The DAVID (Database for Annotation, Visualization and Integrated Discovery) Knowledgebase has agglomerated tens of millions of gene/protein identifiers from a variety of public genomic resources. These identifiers improve cross-referencing capability, particularly across NCBI and UniProt systems. More than 40 publicly available functional annotation sources have been comprehensively integrated and centralized by the DAVID gene clusters (Sherman et al., 2007; Huang et al., 2009). As mentioned above, the combined gene list including 2237 unique genes was imported into this online tool for functional annotation and enrichment analysis. Comprehensive functional information for all genes enriched in specific terms has been fully exposed. The results were classified as “functional annotation clustering,” “functional annotation chart” and “functional annotation table.”

Gene-disease association analysis

Although the in vivo and in vitro datasets were generated from different experimental materials as well as different instruments, they both stem from the same cell type: monocyte. By extracting the overlapped genes between in vivo and in vitro data, a core gene list including 541 unique genes was generated (Table S2). With high repeatability and reliability between the independent in vivo and in vitro experiments, the overlapped genes are most likely to reflect the biological functions related to human monocyte exactly and objectively. Therefore, we performed gene-disease association analysis on the basis of the core gene list. First, we downloaded the whole gene-disease association dataset for the DisGeNET database (http://www.disgenet.org/web/DisGeNET/menu/home) which contains about 50 thousand associations between different genes and diseases. The associations are all supported by experimental evidence or previous publications. Secondly, we mapped our core gene list to the entire knowledge base, so that all of the gene-disease associations corresponding to the provided genes could be extracted; one gene may be involved in several diseases, and one disease may involve numerous genes.

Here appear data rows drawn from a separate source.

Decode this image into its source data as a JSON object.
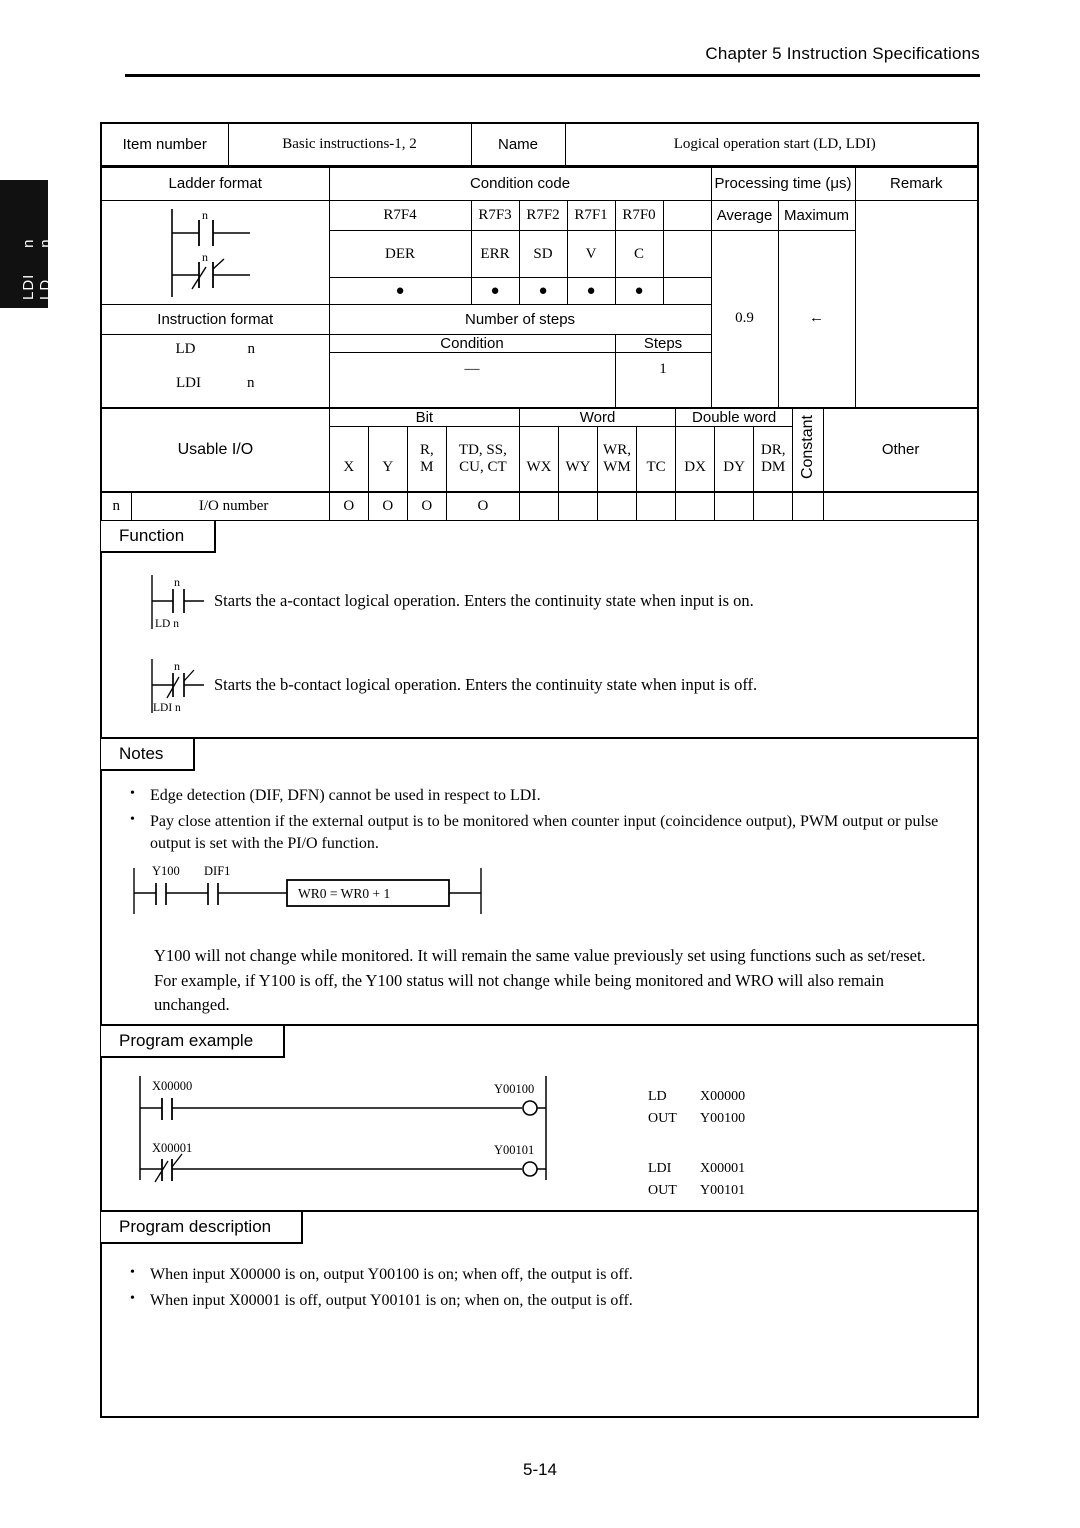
{
  "header": {
    "chapter": "Chapter 5  Instruction Specifications"
  },
  "side_tab": {
    "line1": "LD",
    "line2": "LDI",
    "sub1": "n",
    "sub2": "n"
  },
  "page_number": "5-14",
  "info": {
    "item_number_label": "Item number",
    "item_number_value": "Basic instructions-1, 2",
    "name_label": "Name",
    "name_value": "Logical operation start (LD, LDI)"
  },
  "headers": {
    "ladder_format": "Ladder format",
    "condition_code": "Condition code",
    "processing_time": "Processing time (μs)",
    "remark": "Remark",
    "instruction_format": "Instruction format",
    "number_of_steps": "Number of steps",
    "condition": "Condition",
    "steps": "Steps",
    "average": "Average",
    "maximum": "Maximum"
  },
  "condition_code": {
    "registers": [
      "R7F4",
      "R7F3",
      "R7F2",
      "R7F1",
      "R7F0"
    ],
    "flags": [
      "DER",
      "ERR",
      "SD",
      "V",
      "C"
    ],
    "marks": [
      "●",
      "●",
      "●",
      "●",
      "●"
    ]
  },
  "processing_time": {
    "average": "0.9",
    "maximum": "←"
  },
  "instruction_format": {
    "rows": [
      {
        "mnemonic": "LD",
        "operand": "n"
      },
      {
        "mnemonic": "LDI",
        "operand": "n"
      }
    ],
    "steps_row": {
      "condition": "—",
      "steps": "1"
    }
  },
  "usable_io": {
    "title": "Usable I/O",
    "groups": [
      {
        "label": "Bit",
        "span": 4
      },
      {
        "label": "Word",
        "span": 4
      },
      {
        "label": "Double word",
        "span": 3
      }
    ],
    "constant_label": "Constant",
    "other_label": "Other",
    "columns": [
      {
        "top": "",
        "bottom": "X"
      },
      {
        "top": "",
        "bottom": "Y"
      },
      {
        "top": "R,",
        "bottom": "M"
      },
      {
        "top": "TD, SS,",
        "bottom": "CU, CT"
      },
      {
        "top": "",
        "bottom": "WX"
      },
      {
        "top": "",
        "bottom": "WY"
      },
      {
        "top": "WR,",
        "bottom": "WM"
      },
      {
        "top": "",
        "bottom": "TC"
      },
      {
        "top": "",
        "bottom": "DX"
      },
      {
        "top": "",
        "bottom": "DY"
      },
      {
        "top": "DR,",
        "bottom": "DM"
      }
    ],
    "row": {
      "operand": "n",
      "label": "I/O number",
      "values": [
        "O",
        "O",
        "O",
        "O",
        "",
        "",
        "",
        "",
        "",
        "",
        ""
      ],
      "constant": "",
      "other": ""
    }
  },
  "function": {
    "tag": "Function",
    "entries": [
      {
        "contact": "a",
        "operand": "n",
        "caption": "LD n",
        "text": "Starts the a-contact logical operation. Enters the continuity state when input is on."
      },
      {
        "contact": "b",
        "operand": "n",
        "caption": "LDI n",
        "text": "Starts the b-contact logical operation. Enters the continuity state when input is off."
      }
    ]
  },
  "notes": {
    "tag": "Notes",
    "bullets": [
      "Edge detection (DIF, DFN) cannot be used in respect to LDI.",
      "Pay close attention if the external output is to be monitored when counter input (coincidence output), PWM output or pulse output is set with the PI/O function."
    ],
    "diagram": {
      "contact1": "Y100",
      "contact2": "DIF1",
      "box_text": "WR0 = WR0 + 1"
    },
    "paragraphs": [
      "Y100 will not change while monitored. It will remain the same value previously set using functions such as set/reset.",
      "For example, if Y100 is off, the Y100 status will not change while being monitored and WRO will also remain unchanged."
    ]
  },
  "program_example": {
    "tag": "Program example",
    "rungs": [
      {
        "input": "X00000",
        "input_type": "a",
        "output": "Y00100"
      },
      {
        "input": "X00001",
        "input_type": "b",
        "output": "Y00101"
      }
    ],
    "mnemonics": [
      {
        "op": "LD",
        "arg": "X00000"
      },
      {
        "op": "OUT",
        "arg": "Y00100"
      },
      {
        "op": "LDI",
        "arg": "X00001"
      },
      {
        "op": "OUT",
        "arg": "Y00101"
      }
    ]
  },
  "program_description": {
    "tag": "Program description",
    "bullets": [
      "When input X00000 is on, output Y00100 is on; when off, the output is off.",
      "When input X00001 is off, output Y00101 is on; when on, the output is off."
    ]
  }
}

Pathway and network analysis

Network analysis can characterize the functional correlation and interaction topology between different proteins. Pathways/modules generated from network analysis may reflect biological processes more comprehensively and objectively than from a single protein or gene (Swa et al., 2014). Reactome (http://www.reactome.org/) is a free, open-source, curated and peer-reviewed pathway database which provides multiple bioinformatics tools for the visualization, interpretation and analysis of pathway knowledge. Because of these advantages, we imported the core gene list into Reactome online tools for pathway analysis. The core gene list was also imported into the plugin ClueGO in conjunction with CluePedia for network analysis and visualization (Bindea et al., 2009; Bindea et al., 2013). The topological information including interactions between genes and pathways are shown in tables and charts.

Data source

We uploaded all the result files regarding the data sets as supplemental files (Tables S1–S8 and Fig. S1). They include in vivo protein expression data (Table S8), the combined and overlapped gene list corresponding to both in vivo and in vitro proteomics data (Tables S1 and S2), basic characteristics including molecular weight and isoelectric point of human monocyte proteins (Table S3), results from multiple bioinformatics analyses (Tables S4–S7 and Fig. S1). Readers can review, download, and use the data from the online version paper directly.